Another was his commitment to religious, interfaith and social justice programming.

Silbersher was “a colleague who would always embrace the notion of doing more than what they were asked, even if that meant sometimes I had to say, ‘Don’t do anymore,’” Zedek said.

He also loved learning. Silbersher would get up at 6 a.m. to tutor children in bar or bat mitzvah studies before school with “an immeasurable amount of patience,” Ricky Silbersher said. He tutored his granddaughter, Scout, who lives in Australia, for her bat mitzvah via Skype.

“He never stopped learning, and he never stopped sharing learning. He absolutely loved the world of ideas and enjoyed the company of others in that realm. He also was limitlessly engaged in the desire to make connections of the heart — a heck of a combination,” Zedek said.

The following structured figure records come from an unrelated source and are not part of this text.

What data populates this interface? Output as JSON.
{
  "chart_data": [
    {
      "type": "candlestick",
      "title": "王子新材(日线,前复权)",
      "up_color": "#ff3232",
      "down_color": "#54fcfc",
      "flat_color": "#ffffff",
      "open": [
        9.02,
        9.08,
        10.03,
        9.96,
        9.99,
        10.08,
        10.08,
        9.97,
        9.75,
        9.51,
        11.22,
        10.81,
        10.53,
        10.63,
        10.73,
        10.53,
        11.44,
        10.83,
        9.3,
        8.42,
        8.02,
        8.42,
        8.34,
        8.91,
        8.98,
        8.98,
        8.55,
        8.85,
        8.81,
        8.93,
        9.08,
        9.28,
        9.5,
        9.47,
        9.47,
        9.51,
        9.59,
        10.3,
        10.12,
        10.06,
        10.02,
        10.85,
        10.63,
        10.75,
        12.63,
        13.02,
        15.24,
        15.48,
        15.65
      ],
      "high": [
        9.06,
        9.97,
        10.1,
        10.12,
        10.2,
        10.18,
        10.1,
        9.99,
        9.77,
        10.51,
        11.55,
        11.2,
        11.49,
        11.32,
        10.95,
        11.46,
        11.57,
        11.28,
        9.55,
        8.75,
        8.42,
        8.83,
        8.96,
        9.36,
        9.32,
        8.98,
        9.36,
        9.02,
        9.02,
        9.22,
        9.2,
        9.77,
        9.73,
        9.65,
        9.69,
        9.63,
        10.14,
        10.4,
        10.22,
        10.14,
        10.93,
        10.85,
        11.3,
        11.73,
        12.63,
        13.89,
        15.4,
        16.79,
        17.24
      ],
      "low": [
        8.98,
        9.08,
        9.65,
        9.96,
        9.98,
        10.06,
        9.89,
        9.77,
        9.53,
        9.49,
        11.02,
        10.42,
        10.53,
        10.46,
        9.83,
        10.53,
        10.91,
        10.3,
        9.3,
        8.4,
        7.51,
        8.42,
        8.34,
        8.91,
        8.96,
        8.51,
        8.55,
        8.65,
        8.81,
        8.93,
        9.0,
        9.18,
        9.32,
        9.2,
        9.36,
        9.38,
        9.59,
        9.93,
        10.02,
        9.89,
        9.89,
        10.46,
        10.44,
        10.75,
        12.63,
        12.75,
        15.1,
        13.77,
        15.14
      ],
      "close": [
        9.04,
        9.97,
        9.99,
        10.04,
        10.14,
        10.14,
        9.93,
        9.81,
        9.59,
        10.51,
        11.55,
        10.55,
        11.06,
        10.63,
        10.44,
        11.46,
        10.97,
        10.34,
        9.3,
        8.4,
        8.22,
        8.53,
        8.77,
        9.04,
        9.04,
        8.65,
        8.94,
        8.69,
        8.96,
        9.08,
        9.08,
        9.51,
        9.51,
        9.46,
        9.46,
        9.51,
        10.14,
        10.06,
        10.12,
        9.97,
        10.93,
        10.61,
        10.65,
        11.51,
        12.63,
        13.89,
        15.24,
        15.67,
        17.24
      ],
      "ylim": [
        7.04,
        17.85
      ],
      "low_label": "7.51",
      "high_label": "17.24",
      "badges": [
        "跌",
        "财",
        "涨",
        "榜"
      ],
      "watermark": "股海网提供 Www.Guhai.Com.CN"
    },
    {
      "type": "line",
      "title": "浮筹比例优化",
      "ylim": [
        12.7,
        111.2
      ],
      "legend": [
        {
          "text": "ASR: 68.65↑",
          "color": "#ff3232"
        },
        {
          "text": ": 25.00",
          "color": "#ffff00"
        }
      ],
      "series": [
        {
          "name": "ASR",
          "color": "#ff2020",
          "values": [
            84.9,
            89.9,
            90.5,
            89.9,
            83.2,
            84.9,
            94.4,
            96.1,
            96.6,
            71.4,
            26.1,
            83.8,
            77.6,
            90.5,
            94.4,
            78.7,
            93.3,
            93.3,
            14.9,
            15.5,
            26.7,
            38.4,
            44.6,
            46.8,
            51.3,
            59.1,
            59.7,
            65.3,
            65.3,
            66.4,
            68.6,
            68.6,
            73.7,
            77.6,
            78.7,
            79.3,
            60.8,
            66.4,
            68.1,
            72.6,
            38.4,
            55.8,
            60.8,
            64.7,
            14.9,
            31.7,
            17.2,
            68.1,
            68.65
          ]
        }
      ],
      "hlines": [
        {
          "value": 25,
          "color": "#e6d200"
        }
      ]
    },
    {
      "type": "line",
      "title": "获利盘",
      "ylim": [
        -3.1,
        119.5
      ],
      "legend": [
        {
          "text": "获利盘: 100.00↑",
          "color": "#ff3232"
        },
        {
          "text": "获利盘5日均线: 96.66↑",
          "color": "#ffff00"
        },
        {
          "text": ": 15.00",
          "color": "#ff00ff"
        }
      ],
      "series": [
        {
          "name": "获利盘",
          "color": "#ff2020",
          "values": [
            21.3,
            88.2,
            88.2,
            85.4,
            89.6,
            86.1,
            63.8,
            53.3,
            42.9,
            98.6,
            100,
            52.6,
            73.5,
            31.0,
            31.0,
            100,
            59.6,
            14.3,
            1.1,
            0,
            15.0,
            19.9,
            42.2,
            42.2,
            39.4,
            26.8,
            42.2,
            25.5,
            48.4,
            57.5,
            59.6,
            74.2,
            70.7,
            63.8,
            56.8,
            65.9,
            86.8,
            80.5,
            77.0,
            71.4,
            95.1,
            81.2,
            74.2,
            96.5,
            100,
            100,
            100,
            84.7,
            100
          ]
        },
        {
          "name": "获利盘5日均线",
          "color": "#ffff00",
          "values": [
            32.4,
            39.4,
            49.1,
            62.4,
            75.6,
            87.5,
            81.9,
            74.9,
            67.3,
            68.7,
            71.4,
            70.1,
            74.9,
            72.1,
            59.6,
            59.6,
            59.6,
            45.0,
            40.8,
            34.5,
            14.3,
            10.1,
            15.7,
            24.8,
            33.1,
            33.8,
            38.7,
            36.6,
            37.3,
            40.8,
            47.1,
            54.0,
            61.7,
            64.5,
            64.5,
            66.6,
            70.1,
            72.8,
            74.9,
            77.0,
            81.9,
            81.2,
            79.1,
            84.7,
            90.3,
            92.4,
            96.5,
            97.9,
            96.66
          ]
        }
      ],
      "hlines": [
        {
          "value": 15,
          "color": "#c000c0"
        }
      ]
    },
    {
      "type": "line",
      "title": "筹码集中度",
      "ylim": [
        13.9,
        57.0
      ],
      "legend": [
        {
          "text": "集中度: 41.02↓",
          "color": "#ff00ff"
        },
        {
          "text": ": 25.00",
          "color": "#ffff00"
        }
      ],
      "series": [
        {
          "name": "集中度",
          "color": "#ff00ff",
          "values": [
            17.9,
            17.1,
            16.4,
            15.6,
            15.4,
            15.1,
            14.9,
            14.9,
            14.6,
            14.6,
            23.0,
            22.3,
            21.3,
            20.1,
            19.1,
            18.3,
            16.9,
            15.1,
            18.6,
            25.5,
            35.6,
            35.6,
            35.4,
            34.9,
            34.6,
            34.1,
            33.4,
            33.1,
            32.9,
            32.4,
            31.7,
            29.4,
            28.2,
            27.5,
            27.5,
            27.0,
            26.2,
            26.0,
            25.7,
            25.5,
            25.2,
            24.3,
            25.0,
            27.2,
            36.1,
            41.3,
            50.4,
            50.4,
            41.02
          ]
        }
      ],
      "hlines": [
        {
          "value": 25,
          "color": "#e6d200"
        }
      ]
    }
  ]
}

His daughter said he even wove his passion for tennis into teaching. In the ’60s and ‘70s, he spent many summers as the head tennis pro at clubs in the Northeast.

“He’d teach tennis through the day, then Friday night he’d go to shul — temple — and he’d sing, and Saturday and Sunday, he’d go to Sunday school,” Ricky Silbersher said.

Although he spent a lot of his time on serious pursuits, Silbersher also found a lot of humor in life.

“He could see the absurdity and silliness in lots of situations, could make up a song parody at the drop of a note. He was not a joke-teller. He was just able to see the nuances of what we sometimes refer to as the human comedy,” Zedek said.

A talented mimic himself, one of his own favorites to watch was Mel Brooks’ 2,000-year-old man routine.

“He loved more than anything a good belly laugh,” Ricky Silbersher said. “When he was dying, I played (the Mel Brooks routine) next to the bed. He was really fragile, and he had a laugh — I knew it would hurt — but he let himself laugh so he could feel the laugh in his chest.”

Because of the current restrictions on gatherings, just a couple of family members were allowed to be there when he was buried in New Jersey. Ricky Silbersher said a public memorial service will be held in the Kansas City area on his yahrzeit — the anniversary of his death — next year on April 25.